Когда он ушел, Йожо заметил:
— Чего еще с ним цацкаться, я ему все в глаза выложил. Котелок у него варит, сразу смекнул, что к чему. Пусть видит, какая разница между сопливым рекрутом и солдатом, что вернулся с фронта четыре года спустя.
Дядя Данё с ним согласился:
— И то правда, война открывает людям глаза.
— А этот сукин сын корчмарь, — распаляется Йожо, — думает, что мы после всего, что пережили, вернемся к его паленке, как телята к корыту. Кукиш! Теперь народ не станет тянуть его зелье. Все будет по-новому. И заживем иначе, и работать будем иначе. — Он повернулся к нашему отцу: — Развяжи-ка рюкзак, покажи им, какую пшеницу мы будем сеять.
Отец выложил из рюкзака на стол мешочки с украинской пшеницей.
— А это просо. — Отец просеивает сквозь пальцы семена, показывая их окружающим. — Сперва засеем только два квадратных метра. На следующий год засеем столько земли, насколько хватит семян от первого года. Так и пойдет дело. Нашу мелкую пшеницу заменим крупной украинской. Через несколько лет, глядишь, по всей округе заколосится только эта новая. Она и урожайней и мучнистей.
— И не думайте, что только пшеница изменится, — добавляет Йожо, — всему свое время.
Людям любопытно узнать обо всем.
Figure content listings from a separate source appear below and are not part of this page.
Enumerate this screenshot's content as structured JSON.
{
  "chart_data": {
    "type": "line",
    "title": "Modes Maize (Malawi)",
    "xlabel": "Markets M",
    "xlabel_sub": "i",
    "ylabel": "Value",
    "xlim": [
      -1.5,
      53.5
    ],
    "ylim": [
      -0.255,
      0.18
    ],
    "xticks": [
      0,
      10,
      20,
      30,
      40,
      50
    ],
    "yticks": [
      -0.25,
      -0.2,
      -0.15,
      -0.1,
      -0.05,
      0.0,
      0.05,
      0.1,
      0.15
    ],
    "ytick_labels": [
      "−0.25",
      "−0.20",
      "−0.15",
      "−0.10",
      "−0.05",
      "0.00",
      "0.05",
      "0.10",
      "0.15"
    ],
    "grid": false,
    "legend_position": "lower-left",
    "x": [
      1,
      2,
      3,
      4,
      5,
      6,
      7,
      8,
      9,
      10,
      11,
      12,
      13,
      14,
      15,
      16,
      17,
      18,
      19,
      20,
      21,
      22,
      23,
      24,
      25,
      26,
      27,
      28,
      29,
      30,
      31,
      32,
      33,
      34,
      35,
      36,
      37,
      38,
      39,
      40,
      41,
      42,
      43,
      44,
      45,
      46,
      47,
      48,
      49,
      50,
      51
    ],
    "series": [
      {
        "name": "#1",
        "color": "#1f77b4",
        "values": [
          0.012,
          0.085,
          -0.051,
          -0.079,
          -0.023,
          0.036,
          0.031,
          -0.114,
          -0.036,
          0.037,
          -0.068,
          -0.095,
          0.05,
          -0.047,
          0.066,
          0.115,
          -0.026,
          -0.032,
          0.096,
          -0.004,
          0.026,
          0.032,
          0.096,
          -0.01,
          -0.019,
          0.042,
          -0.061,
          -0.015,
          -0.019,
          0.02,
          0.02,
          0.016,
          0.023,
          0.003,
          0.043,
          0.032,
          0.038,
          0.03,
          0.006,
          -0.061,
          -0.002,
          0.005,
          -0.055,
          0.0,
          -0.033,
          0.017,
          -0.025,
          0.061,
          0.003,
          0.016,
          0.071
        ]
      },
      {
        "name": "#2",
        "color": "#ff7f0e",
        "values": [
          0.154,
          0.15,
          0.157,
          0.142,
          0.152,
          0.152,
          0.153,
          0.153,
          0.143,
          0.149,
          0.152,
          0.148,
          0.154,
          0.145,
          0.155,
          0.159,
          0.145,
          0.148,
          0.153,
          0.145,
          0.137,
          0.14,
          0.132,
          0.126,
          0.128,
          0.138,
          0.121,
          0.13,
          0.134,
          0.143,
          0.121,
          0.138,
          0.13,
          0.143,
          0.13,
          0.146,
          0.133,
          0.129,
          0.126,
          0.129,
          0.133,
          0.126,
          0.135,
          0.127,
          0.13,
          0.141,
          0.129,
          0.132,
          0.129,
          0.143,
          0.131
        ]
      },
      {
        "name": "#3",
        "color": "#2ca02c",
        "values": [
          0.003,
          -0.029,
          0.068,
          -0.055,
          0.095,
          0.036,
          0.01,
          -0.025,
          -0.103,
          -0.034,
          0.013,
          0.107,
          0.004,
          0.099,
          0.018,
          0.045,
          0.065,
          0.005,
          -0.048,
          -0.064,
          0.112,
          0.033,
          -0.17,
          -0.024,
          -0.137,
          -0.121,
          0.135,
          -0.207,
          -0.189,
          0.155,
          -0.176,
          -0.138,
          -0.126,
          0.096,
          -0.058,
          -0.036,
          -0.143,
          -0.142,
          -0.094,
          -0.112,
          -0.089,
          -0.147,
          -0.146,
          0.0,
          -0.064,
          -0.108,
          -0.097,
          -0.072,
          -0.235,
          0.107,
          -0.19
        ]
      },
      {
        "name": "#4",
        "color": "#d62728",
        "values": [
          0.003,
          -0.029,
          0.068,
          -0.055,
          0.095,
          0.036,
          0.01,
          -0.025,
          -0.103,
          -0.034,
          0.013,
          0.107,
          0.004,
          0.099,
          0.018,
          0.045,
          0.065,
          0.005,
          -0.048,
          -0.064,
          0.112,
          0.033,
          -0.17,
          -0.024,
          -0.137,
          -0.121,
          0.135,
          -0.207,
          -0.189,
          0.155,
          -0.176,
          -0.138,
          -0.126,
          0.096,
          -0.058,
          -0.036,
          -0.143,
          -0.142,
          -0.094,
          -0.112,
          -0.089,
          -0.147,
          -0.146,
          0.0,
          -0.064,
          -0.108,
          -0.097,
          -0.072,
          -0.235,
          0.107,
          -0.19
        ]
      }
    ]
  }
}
Затаив дыхание они ловят каждое слово. И сидят допоздна. Никому не хочется уходить.
Первой поднимается тетка Липничаниха. Она никогда долго не засиживается. Слабую, хрупкую, ее вконец изнуряет работа. А помочь некому.
После ее ухода наш отец говорит:
— Бедняга, ей совсем лихо станет, когда узнает, что муж не вернется. Погиб, мы даже похоронить его не успели.
— Господи, беда-то какая! — ахнули люди. А многие так и замерли при мысли, что и с их близкими могло такое случиться.
Время шло, отсчитывая час за часом. Керосиновая лампа уже догорала. Пламя ее опало. От фитиля пошел чад. Керосин зеленел только на донышке. Стол под лампой был усеян мушками, опалившими крылья горячим стеклом.
Тетка Гелена клевала носом, пряди ее золотистых волос на висках потемнели при слабом свете лампы, голубые глаза слипались от усталости.
— Ну, пора и честь знать, — поднялась она вдруг, — утро вечера мудренее.
— И то правда, надо идти, — сказала бабушка с верхнего конца, — дети уже сидючи спят.
Люди, покидая горницу, через темные сени выходили в летнюю ночь.
Во дворе стоял душистый запах свежего сена, и ручьи с обеих сторон журчали как-то веселее и звонче. Из леса ветер доносил шум деревьев, а с ближайшего выгона звон колокольчиков.
Мама вместе с отцом уложили нас спать.
Братика мама отнесла на руках. Тихонько положила его голову на подушку, чтобы он не проснулся. Прикрыла периной и улыбнулась, любовно вглядываясь в его лицо.
Меня укладывал папа. Руки у него были сильные, жесткие. Он делал все как-то ловко, с какой-то солдатской сноровкой. Глаза у него были серо-голубые, не такие выразительные, как мамины черные, но взгляд острее. И улыбка его казалась какой-то строгой. Но наши сердечки успокоились — ведь вернулся наш тата. Мы чувствовали, как нам завидуют дети, отцы которых были еще на фронте. День ото дня мы все больше привыкали к сильным отцовским рукам. Они как бы придавали нам больше уверенности и смелости. Это чувство нельзя было ничем измерить, ни с чем сравнить — все это время, на каждом шагу мы сознавали, что у нас был защитник.
И мама тоже неузнаваемо изменилась. Даже тяжелый труд ей был нипочем — она порхала, словно никогда не гаснущий светлячок.
— И земля радуется, — говорил отец, стоя на пристенье и оглядывая из нашей глубокой долины крутые откосы полей. — И земля радуется, что к ней возвращаются мужские руки. Теперь, после войны, она будет лучше родить. Как же хотелось мне в плену хоть разок покосить овес на Голице.